Wann begreifen die Leute es endlich mal, dass der Hunger auf der Welt erst dann verschwinden, wenn nicht andauernd mehr Mäuler zu stopfen sind. Vor allem Länder wie Bangladesh oder Niger sind in einem Teufelskreis. Bei einer Geburtenrate von über 7 Kinder pro Frau!!!! ist das ja auch nicht verwunderlich. Da kann der Westen noch soviel Entwicklungshilfe schicken.
Der beste Weg gegen den Hunger auf der Welt ist schlicht und einfach Geburtenkontrolle. Siehe China. Aber das wird natürlich in den oben genannten Länder wieder zu Konflikten mit der selbsternannten "Religion des Friedens" treten.
Die Zukunft wird es weisen.
Ich habe auf jedenfall kein Mitleid mit dem selbstgeschaffenen Elend.
Aber Schuld sind natürlich wieder der Westen und die Kliamerwärmung. (Nur soviel dazu: Wann gab es schon mal Schnee im Oktober??)
Vinz
Gast
Gewinne privatisieren. Verluste sozialisieren in Reinstkultur...
Christine Engel
Gast
Das Problem mit dem Hunger wird solange nicht gelöst werden, solange die Bevölkerung in den Entwicklungsländern weiterhin so rasant wächst. Hätte z.B. Bangladesh noch die gleiche Einwohnerzahl wie vor 20 Jahre, müsste niemand hungern.
Wie soll die Erde in absehbarer Zeit 10 Milliarden Menschen ernähren, wenn jetzt schon Milliarden hungern?
Leider traut sich kein Politiker daran, dieses Problem anzugehen, er würde sich damit sowohl bei den Religionen, die unvermindert Kinderreichtum predigen als auch bei den einzelnen Wählern unbeliebt machen.
Johnny
Gast
Hervorragender Artikel! Das ist die taz wie sie es sein sollte.

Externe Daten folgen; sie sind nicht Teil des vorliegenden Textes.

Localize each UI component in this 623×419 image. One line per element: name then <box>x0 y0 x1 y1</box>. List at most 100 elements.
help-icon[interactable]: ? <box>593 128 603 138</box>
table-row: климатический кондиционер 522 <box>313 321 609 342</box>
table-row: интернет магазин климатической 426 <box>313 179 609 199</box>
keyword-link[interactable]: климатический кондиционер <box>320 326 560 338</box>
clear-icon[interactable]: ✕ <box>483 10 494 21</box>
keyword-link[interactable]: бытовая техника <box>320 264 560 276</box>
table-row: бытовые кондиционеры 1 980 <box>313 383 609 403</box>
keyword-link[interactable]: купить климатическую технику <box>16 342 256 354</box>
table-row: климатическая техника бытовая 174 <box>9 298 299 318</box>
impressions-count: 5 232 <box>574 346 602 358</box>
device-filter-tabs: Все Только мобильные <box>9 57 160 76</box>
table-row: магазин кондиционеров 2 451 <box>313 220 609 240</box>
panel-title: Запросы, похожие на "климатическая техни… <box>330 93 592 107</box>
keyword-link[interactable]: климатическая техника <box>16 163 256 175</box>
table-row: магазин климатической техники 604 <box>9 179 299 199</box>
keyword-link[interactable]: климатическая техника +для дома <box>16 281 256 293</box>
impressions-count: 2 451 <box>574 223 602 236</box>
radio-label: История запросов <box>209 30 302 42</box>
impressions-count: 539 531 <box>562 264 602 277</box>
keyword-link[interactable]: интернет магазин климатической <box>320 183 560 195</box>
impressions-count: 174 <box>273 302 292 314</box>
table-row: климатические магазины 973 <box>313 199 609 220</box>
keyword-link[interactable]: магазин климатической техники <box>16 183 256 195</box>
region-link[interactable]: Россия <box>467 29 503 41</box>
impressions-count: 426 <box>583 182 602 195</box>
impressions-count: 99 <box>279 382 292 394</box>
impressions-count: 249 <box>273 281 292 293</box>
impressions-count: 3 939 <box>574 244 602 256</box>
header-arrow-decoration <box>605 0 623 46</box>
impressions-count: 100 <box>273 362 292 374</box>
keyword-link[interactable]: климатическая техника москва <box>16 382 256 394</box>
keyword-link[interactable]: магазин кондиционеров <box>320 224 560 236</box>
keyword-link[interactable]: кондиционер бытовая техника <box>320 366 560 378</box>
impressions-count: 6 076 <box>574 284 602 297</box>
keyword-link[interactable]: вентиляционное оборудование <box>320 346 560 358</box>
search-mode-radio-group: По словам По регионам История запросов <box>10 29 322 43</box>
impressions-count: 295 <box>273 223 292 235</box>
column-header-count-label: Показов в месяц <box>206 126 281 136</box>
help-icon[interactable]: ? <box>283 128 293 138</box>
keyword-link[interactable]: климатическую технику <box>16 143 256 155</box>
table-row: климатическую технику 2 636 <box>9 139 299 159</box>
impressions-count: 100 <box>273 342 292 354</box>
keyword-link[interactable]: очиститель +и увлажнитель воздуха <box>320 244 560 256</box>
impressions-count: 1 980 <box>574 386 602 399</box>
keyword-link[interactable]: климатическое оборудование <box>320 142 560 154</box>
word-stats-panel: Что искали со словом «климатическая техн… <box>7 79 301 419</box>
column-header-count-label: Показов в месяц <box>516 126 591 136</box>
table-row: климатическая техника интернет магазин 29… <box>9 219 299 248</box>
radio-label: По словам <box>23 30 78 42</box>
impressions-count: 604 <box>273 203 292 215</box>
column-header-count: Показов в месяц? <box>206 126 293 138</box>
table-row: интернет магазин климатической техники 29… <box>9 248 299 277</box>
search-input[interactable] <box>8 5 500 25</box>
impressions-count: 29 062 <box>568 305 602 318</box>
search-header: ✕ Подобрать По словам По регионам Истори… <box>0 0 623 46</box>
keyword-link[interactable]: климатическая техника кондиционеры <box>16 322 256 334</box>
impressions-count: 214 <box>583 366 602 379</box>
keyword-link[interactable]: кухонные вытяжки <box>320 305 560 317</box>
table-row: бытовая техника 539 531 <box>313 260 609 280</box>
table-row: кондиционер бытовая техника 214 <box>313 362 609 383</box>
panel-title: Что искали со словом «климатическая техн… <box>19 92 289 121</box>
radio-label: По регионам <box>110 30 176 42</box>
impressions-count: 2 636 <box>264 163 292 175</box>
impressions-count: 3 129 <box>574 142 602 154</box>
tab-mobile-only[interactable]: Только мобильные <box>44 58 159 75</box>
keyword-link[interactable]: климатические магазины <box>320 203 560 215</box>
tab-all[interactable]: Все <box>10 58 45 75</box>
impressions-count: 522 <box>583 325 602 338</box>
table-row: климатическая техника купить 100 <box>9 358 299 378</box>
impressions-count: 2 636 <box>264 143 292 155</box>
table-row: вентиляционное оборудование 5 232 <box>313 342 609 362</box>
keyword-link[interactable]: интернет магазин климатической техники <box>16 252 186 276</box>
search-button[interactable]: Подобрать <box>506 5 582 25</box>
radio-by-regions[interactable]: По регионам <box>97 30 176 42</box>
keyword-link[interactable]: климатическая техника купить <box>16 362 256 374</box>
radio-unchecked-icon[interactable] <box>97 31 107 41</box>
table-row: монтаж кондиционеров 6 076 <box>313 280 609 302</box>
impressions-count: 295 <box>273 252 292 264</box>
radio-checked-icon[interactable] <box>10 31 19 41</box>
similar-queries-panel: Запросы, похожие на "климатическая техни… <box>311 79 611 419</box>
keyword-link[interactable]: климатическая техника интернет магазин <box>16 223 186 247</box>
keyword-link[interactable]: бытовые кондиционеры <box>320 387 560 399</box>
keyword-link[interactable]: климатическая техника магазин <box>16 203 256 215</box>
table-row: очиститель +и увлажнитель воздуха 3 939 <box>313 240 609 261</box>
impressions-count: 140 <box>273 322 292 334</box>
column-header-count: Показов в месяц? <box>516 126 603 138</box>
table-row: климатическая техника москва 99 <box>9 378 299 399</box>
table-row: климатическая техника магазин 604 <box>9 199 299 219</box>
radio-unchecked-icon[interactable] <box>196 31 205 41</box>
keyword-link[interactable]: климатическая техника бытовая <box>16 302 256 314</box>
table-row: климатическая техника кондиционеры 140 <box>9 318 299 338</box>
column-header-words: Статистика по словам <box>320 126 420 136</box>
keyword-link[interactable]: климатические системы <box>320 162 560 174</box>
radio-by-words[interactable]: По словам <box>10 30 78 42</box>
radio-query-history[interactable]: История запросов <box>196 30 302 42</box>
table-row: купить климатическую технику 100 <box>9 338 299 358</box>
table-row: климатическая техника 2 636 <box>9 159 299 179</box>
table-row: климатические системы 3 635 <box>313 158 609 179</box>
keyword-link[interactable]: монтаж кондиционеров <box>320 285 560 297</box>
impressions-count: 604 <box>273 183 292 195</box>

Anzumerken wären vielleicht noch zwei weitere Gründe für die zunehmende Verarmung:
In vielen Ländern wurde keine nachhaltige Landwirtschaft betrieben und mehr Grundwasser entnommen als durch Niederschläge nachfließt. Dadurch ist die landwirtschaftliche Produktivität zwangsläufig gesunken.